Great god of wealth, before whose sacred throne
Truth, honour, genius, fame, and worth lie prone!
To thy throng’d temples take one votary more:
To thee a poet never kneel’d before.

Adien the gods that caught my early prayer!
Wisdom that frown’d, and Knowledge fraught with care;
Friendship that every veering gale could move;
And tantalizing Hope, and faithless Love!
These, these are slaves that in thy livery shine:
For Wisdom, Friendship, Love himself is thine!

For thee I’ll labour down the mine’s dark way,
And leave the confines of enlivening day,
For thee Asturia’s shining sands explore,
And bear the splendors of Potosi’s ore;
Scale the high rock, and tempt the raging sea,
And think, and toil, and wish, and wake for thee.
Farewell the scenes that thoughtless youth could please;
The flowery scenes of indolence and ease.
Where you the way with magic power beguile,
Bassora’s deep, or Lybia’s deserts smile.

Foes of thy worth, that, insolent and vain,
Deride thy maxims, and reject thy reign;
The frantic tribe of virtue shall depart,
And make no more their ravage in my heart,
Away ‘The tears that pity taught to flow!’
Away that anguish for a brother’s woe!
Adieu to these, and every tiresome guest,
That drain’d my fortunes, or destroy’d my rest!

Ah, good Avaro! could I thee despise?
Thee, good Avaro; provident and wise?
Plutus, forgive the bitter things I’ve said!
I love Avaro; poor Avaro’s dead.

Yet, yet I’m thine; for Fame’s unerring tongue
In thy sooth’d ear thus pours her silver song:
‘Immortal Plutus! god of golden ease!
Form’d every heart, and every eye to please!
For thee Content her downy carpet spreads,
And rosy Pleasure swells her genial beds.
‘Tis thine to gild the mansions of Despair,
And beam a glory round the brows of Care;
To cheat the lazy pace of sleepless hours
With marble fountains, and ambrosial bowers.’

O grant me, Plutus, scenes like those I sung,
My youthful lyre when vernal fancy strung.
For me their shades let other Studleys rear,
Though each tree’s water’d with a widow’s tear.

Detested god!—forgive me!
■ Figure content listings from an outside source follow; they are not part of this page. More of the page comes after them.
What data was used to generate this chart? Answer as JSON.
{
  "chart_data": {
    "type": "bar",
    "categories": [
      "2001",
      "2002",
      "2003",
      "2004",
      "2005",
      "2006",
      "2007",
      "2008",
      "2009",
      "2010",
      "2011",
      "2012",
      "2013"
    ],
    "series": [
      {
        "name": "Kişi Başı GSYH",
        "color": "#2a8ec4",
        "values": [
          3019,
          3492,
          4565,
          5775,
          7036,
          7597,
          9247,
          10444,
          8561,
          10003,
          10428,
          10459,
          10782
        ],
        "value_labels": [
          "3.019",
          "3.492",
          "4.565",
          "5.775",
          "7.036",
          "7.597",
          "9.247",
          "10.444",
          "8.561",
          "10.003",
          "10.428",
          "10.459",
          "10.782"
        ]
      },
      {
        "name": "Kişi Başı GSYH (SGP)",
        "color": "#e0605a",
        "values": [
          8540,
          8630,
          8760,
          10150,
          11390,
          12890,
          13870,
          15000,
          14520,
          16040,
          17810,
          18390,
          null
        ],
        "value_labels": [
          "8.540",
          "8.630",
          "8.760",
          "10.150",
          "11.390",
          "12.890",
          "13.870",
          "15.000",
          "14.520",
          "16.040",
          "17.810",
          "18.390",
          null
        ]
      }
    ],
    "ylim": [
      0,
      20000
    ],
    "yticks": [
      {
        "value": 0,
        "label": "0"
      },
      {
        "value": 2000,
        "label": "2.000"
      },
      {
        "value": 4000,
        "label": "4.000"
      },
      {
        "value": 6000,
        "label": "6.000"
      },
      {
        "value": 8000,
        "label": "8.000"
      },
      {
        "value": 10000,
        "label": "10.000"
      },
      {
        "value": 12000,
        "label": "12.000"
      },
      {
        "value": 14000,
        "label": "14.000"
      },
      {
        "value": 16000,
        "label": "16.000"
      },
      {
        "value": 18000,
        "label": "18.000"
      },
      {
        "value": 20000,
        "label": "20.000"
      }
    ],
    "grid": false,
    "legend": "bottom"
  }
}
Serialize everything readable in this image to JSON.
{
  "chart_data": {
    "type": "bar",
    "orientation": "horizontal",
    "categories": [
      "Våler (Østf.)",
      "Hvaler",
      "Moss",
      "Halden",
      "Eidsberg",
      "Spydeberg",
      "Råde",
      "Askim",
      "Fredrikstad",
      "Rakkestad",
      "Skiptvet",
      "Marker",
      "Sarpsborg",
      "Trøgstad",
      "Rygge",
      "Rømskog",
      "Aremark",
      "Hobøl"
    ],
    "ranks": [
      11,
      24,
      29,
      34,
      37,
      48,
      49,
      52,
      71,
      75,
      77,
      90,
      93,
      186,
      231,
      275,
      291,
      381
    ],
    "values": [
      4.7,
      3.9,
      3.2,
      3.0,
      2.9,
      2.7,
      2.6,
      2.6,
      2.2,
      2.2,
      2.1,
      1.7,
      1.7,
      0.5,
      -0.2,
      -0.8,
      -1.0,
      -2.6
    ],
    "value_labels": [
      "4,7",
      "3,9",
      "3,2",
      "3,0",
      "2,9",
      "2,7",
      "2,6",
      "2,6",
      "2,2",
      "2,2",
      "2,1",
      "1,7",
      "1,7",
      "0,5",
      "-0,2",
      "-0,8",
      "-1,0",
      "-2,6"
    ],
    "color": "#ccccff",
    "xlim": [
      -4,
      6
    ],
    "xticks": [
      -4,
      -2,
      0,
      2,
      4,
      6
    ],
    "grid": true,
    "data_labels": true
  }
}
I adore.
Great Plutus, grant me one petition more.
Should Delia, tender, generous, fair, and free,
Leave love and truth, and sacrifice to thee;
I charge thee, Plutus, be to Delia kind,
And make her fortunes richer than her mind.
Be her’s the wealth all Heaven’s broad eye can view;
Grant her, good god, Don Philip and Peru.